365 Jahre Quäker…

Man kennt sie hierzulande kaum und wenn, dann höchstens in der Nachkriegsgeneration, die in den 1940er Jahren eine »Quäkerspeisung« bekam: die »Religiöse Gesellschaft der Freunde«, genannt »Quäker«. Der CONTRASTE-Schwerpunkt beschäftigt sich mit diesen »Freunden«, weil sich zu unserem Themenspektrum viele Verbindungen zeigen.

Ariane Dettloff, Redaktion Köln und Janet Kreysa, Swisstal

»Quäker« ist ursprünglich ein Spottname, den die so Diskriminierten sich zu eigen gemacht haben. Ein Alleinstellungsmerkmal ist die für Quäker zentrale »Stille Andacht«. In der Regel eine Stunde lang wird gemeinsam geschwiegen und manchmal darüber gesprochen, welche Themen in der Stille aufkommen. Daraus können auch Impulse für Aktionen hervorgehen. So beteiligen sich die Quäker (seit jeher engagiert für Frieden und dafür in ihrer Geschichte oft verfolgt) zum Beispiel an Aktionen am Atomwaffenstandort Büchel in der Eifel und der Waffenmesse Eurosatory in Paris.

Selbstorganisierte Hilfsaktionen für Projekte im globalen Süden oder auch hierzuland betreibt die »Quäkerhilfe e.V.«, von der Dieter Müller berichtet (Seite 12). Christine Bechtel erläutert im Interview die selbstorganisierten Strukturen der deutschen Quäker ohne Priester und ohne Chefs (Seite 11).

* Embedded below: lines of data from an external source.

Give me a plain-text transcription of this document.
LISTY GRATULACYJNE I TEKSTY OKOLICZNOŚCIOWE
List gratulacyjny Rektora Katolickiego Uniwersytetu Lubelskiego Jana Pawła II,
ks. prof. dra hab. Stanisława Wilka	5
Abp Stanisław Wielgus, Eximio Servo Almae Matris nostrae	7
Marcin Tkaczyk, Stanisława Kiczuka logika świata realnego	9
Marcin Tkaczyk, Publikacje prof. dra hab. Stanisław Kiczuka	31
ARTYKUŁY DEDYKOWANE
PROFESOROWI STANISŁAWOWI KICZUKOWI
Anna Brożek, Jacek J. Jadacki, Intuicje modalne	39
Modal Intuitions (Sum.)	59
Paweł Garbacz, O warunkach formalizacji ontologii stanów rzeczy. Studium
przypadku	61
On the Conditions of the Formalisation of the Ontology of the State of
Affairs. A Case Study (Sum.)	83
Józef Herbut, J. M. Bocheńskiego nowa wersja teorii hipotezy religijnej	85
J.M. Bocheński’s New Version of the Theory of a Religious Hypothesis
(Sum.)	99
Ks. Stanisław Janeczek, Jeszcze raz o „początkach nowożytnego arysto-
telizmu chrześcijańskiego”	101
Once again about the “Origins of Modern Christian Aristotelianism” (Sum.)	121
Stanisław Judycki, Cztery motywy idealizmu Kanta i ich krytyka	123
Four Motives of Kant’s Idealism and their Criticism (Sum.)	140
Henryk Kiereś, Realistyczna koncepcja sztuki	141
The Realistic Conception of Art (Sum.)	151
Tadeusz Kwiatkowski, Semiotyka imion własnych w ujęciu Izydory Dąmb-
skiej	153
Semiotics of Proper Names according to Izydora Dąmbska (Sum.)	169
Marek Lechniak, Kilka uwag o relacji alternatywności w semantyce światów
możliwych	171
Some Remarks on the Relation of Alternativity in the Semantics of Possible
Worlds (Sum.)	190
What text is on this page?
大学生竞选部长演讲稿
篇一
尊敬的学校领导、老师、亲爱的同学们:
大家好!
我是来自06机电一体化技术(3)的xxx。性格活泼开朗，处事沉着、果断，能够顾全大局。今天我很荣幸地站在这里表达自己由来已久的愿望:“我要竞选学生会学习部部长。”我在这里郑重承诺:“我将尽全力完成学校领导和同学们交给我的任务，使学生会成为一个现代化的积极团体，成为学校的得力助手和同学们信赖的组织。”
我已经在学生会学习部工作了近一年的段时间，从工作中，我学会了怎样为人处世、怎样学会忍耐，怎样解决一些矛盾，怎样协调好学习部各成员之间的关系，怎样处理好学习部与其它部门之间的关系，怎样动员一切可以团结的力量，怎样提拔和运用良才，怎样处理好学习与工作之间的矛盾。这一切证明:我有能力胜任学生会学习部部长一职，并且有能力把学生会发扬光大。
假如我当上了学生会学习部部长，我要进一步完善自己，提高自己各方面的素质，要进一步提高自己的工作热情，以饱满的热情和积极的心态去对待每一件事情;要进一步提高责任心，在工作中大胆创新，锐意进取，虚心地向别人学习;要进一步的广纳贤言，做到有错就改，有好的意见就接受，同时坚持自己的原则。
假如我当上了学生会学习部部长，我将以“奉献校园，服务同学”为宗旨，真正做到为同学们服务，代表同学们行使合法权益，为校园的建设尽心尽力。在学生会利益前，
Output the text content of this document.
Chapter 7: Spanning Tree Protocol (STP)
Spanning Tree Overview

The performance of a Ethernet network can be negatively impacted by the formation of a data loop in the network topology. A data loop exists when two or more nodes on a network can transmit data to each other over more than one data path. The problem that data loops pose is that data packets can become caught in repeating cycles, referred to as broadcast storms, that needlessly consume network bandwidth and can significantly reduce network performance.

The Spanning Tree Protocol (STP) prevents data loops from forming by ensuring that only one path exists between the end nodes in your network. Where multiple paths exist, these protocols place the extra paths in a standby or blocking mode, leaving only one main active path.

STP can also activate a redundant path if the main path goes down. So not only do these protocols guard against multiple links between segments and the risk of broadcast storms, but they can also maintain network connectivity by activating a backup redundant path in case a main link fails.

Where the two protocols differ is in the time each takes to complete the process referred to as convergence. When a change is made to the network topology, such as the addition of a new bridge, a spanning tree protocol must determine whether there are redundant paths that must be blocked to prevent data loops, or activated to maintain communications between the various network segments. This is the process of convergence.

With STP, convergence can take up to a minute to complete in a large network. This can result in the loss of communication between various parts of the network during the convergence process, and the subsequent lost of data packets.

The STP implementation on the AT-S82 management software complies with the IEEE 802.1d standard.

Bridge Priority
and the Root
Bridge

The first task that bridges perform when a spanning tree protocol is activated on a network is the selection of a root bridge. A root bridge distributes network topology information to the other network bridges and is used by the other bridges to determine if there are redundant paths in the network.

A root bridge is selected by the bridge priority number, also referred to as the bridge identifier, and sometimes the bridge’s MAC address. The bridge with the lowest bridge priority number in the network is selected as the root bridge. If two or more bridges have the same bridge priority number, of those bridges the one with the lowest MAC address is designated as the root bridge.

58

Dogmen sind Quäkern von jeher suspekt. So entsteht eine große Vielfalt von Ansichten, Überzeugungen, Meinungen, von Herkunft und von Glaubensrichtungen. So etwas wie eine Taufe gibt es nicht, stattdessen erklärt jemensch, warum er oder sie sich entschieden hat, Quäker*in werden zu wollen. »Wir suchen die Erfahrung des Göttlichen in uns, in unseren Beziehungen mit anderen Menschen und in der Welt, in der wir leben«, heißt es in einer Selbstdarstellung. »Quäker suchen das ›Innere Licht‹, das für alle Menschen und in allen Menschen direkt zugänglich ist, unabhängig von Alter, Geschlecht, Ethnie, Nationalität, sexueller Orientierung, religiösem und kulturellem Hintergrund, Ausbildung, ökonomischem und gesellschaftlichem Status.«

Quäkerinnen und Quäker sind auch da vor Ort, wo politische, wirtschaftliche und militärische Entscheidungen von weltweiter Bedeutung getroffen werden. Der Quäkerrat für europäische Angelegenheiten (QCEA) in Brüssel und die Quäkerbüros bei den Vereinten Nationen (QUNO) in Genf und New York vertreten vor Ort Quäker-Standpunkte. Ein Highlight in der Quäker-Geschichte war 1947 die Verleihung des Friedensnobelpreises für ihre Hilfsleistungen an die überlebenden Opfer des Zweiten Weltkriegs, darunter Millionen hungrige Kinder.

Die Schwerpunkt-Seiten vermitteln einen Eindruck davon, »wie Quäker heute ticken« (insbesondere die 256 Mitglieder, die in Deutschland und Österreich leben). Ab 2020 hat Corona die Quäker gezwungen, neue Ansätze einzuführen, wenn sie sich nicht von Angesicht zu Angesicht treffen können. Viele sind überrascht, wie gut ein stilles Zoom-Meeting funktionieren kann. Zoom-Seminare und -Komitees haben es dieser sehr kleinen und verstreuten Gemeinschaft ermöglicht, auf eine Art und Weise miteinander zu kommunizieren und voneinander zu lernen, wie es sich Gründervater George Fox (1624-1691) nie hätte vorstellen können.